There are more than three years until the next presidential elections, yet rumours are swirling in the capital that Erdogan’s nationalist ally Devlet Bahceli could call a snap election anytime he wants. Some opposition MPs expect that it will happen next year.
In any case, many also believe Erdogan is using topics such as the Hagia Sophia and Netflix to distract the public from the main issues, such as the economy. It is an attempt to shape the public agenda.
Indeed, the Turkish public and the international community have been debating on the Hagia Sophia for weeks, while new economic data released by the authorities confirmed the distress that Turkish working families are going through.
“By show of force, they are putting the AKP’s capabilities in the first rank of the public agenda,” Kuru adds.
Kemal Can, a veteran journalist writing for independent news platform Gazete Duvar, underlined in his recent columns that, with or without “electoral reasons”, the government has been increasing its powers and say within society, from security to bar associations.
The recent proposal on social media is such an attempt.
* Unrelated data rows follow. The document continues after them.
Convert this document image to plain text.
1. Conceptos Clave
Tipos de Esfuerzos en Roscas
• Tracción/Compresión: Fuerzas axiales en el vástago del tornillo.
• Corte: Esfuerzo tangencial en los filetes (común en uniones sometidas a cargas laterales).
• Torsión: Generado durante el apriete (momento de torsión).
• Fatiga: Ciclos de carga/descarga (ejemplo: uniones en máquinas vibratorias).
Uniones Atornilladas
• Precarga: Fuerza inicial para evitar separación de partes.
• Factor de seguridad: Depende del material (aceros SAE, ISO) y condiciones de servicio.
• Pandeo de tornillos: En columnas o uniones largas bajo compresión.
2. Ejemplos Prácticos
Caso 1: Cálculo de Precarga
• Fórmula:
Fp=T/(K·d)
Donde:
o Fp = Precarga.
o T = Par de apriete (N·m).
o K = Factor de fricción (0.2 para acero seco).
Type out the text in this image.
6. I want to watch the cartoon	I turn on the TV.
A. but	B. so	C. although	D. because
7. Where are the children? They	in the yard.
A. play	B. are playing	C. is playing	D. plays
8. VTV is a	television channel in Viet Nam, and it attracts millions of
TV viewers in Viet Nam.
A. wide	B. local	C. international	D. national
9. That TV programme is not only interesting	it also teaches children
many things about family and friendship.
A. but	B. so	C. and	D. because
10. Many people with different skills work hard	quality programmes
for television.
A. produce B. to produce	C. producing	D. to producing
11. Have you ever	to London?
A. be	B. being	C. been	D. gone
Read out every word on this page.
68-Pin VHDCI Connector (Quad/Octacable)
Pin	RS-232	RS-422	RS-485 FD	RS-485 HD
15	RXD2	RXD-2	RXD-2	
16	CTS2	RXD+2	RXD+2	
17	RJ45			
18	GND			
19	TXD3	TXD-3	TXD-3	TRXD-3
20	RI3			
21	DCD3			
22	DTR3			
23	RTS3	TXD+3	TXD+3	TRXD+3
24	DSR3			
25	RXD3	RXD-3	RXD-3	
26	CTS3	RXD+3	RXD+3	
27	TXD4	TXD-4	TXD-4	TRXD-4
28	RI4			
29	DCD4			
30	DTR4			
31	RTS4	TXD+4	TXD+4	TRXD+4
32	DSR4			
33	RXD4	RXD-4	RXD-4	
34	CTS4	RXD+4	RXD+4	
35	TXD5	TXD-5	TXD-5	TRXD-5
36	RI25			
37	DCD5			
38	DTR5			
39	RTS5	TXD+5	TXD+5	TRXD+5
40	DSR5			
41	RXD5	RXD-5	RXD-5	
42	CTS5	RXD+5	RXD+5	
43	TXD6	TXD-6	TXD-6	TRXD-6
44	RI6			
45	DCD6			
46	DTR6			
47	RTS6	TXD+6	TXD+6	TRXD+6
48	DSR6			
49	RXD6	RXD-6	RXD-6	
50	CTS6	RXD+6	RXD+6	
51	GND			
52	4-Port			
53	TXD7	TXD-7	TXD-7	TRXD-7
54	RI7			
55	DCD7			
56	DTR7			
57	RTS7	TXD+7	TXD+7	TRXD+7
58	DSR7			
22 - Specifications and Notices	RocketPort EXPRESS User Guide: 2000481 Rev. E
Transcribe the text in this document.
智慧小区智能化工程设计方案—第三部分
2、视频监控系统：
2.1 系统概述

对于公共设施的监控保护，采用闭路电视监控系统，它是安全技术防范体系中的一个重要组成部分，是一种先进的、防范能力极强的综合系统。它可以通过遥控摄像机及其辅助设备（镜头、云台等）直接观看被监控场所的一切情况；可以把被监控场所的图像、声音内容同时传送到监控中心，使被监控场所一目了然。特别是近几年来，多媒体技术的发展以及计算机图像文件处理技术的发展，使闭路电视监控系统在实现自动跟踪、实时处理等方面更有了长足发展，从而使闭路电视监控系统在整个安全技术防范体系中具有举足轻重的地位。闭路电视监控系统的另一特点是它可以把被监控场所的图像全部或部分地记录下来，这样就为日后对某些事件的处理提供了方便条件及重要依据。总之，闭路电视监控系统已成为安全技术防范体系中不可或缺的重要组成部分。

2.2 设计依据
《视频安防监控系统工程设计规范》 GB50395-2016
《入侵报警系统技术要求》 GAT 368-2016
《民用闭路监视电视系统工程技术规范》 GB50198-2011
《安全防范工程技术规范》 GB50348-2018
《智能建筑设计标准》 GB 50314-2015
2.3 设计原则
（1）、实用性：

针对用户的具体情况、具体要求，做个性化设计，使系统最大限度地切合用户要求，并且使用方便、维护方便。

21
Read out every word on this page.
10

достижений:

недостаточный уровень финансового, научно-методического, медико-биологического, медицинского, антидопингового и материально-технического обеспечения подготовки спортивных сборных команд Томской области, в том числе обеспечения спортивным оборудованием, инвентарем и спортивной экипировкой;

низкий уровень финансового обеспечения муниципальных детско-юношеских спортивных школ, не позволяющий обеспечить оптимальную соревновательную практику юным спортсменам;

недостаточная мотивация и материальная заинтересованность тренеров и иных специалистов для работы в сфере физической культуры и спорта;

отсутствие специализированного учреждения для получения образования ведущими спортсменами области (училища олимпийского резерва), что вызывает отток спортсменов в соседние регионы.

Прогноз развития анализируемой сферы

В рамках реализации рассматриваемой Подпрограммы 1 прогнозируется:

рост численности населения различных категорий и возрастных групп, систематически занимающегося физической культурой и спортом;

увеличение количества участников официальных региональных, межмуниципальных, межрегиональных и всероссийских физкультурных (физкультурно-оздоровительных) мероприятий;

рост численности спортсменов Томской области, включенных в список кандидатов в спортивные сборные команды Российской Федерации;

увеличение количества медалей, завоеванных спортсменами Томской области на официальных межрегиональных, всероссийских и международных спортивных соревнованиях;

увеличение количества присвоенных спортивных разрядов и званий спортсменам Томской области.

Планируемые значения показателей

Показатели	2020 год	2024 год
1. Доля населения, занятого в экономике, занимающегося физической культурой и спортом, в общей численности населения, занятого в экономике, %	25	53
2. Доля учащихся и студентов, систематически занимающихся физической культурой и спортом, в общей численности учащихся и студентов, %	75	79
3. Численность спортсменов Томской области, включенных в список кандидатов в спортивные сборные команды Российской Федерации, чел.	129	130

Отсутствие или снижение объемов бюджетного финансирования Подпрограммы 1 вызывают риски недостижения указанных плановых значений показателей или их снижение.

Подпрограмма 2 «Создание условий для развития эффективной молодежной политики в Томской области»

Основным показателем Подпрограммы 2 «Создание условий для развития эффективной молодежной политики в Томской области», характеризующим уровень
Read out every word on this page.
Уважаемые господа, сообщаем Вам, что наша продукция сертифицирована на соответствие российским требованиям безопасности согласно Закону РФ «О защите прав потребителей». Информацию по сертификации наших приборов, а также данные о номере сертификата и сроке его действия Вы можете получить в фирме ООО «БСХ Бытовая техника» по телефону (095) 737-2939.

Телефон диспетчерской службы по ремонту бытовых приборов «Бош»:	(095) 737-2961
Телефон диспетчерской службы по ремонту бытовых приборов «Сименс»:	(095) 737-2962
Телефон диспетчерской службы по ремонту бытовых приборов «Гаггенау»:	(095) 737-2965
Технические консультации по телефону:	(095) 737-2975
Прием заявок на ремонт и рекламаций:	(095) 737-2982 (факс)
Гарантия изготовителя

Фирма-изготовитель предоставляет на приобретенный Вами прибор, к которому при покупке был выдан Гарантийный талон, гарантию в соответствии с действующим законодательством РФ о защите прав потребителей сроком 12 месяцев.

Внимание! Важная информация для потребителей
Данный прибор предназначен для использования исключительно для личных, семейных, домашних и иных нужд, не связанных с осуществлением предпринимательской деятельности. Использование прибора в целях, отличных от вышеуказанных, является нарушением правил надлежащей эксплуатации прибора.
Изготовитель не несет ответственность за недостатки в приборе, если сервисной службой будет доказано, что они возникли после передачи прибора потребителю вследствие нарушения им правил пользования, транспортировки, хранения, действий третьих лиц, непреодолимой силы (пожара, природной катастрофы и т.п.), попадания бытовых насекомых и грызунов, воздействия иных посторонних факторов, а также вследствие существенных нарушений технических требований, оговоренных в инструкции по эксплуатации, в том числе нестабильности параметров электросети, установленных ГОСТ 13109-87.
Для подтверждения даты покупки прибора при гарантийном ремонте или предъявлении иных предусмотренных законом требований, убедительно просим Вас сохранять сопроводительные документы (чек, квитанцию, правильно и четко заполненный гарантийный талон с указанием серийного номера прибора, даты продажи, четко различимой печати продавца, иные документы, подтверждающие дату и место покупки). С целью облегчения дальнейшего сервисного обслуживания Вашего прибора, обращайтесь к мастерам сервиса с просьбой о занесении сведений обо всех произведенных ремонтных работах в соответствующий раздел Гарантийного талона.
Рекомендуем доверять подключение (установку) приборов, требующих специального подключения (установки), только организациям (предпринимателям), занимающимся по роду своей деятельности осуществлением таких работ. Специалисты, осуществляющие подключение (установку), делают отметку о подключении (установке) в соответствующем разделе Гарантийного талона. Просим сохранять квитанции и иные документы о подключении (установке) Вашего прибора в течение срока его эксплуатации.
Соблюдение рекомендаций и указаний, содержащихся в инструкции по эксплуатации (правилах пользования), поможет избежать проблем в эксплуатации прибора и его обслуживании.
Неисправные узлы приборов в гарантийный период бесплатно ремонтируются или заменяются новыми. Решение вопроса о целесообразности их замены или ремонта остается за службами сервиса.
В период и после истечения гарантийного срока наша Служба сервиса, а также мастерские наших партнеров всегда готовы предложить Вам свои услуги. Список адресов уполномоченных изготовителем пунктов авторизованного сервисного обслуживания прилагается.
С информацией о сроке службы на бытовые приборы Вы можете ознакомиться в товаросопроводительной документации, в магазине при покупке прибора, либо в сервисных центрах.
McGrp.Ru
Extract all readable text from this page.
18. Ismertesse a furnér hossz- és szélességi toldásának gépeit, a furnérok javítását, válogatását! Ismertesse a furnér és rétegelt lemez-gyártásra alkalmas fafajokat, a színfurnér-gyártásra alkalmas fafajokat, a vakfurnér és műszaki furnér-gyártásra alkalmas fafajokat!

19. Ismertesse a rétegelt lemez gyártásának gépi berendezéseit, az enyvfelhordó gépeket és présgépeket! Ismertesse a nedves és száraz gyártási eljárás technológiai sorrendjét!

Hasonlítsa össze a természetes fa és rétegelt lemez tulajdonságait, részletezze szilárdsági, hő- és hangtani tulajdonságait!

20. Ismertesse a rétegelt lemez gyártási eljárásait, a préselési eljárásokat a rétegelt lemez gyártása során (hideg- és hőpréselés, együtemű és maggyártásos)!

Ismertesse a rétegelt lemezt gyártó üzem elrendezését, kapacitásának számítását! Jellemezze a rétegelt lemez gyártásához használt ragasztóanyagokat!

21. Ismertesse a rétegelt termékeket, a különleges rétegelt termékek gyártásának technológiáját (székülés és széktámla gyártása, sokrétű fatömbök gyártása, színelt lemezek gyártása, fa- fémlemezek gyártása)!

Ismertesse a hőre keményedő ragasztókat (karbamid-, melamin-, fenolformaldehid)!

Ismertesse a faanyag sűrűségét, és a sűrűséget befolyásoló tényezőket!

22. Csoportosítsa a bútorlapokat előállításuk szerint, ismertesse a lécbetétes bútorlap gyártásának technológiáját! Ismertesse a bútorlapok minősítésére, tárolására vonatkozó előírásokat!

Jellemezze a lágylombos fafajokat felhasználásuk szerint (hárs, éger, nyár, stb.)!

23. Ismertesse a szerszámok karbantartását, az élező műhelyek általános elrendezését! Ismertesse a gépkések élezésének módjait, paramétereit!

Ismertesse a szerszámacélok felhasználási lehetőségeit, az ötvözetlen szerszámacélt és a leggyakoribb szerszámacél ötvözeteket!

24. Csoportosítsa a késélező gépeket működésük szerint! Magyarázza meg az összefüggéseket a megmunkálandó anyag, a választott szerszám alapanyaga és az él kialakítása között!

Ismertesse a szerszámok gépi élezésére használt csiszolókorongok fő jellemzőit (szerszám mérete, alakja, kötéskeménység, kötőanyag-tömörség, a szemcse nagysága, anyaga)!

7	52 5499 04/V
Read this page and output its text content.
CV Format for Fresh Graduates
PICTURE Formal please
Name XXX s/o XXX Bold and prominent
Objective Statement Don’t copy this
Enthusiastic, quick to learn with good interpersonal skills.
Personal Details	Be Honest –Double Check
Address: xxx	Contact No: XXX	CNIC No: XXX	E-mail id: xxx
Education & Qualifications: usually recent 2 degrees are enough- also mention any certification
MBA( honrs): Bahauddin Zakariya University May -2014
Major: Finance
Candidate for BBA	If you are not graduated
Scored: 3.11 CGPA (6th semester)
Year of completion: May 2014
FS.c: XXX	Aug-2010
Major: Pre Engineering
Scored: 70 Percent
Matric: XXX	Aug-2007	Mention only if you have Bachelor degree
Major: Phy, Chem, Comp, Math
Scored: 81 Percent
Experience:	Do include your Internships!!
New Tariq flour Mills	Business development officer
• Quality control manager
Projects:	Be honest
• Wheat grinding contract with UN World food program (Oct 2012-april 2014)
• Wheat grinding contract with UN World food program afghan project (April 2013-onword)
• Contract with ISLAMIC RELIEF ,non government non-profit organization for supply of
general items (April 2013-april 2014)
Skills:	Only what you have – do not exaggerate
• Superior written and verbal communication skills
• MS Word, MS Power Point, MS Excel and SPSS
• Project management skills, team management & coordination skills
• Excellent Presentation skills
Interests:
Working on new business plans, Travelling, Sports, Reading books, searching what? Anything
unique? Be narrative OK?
The draft law not only compels companies such as Twitter, Facebook and Instagram to immediately remove content on the orders of judges, it also opens the way to delete news stories on the internet based on the “right to be forgotten”.
Critics say the powers will very likely be used to delete anti-government reporting from digital history.
Asked about the possible reasons for the government’s timing and rush on the subject, Yaman Akdeniz, a professor of law and the leading cyber-activist in the country, responded with only a sentence: “Because they can.”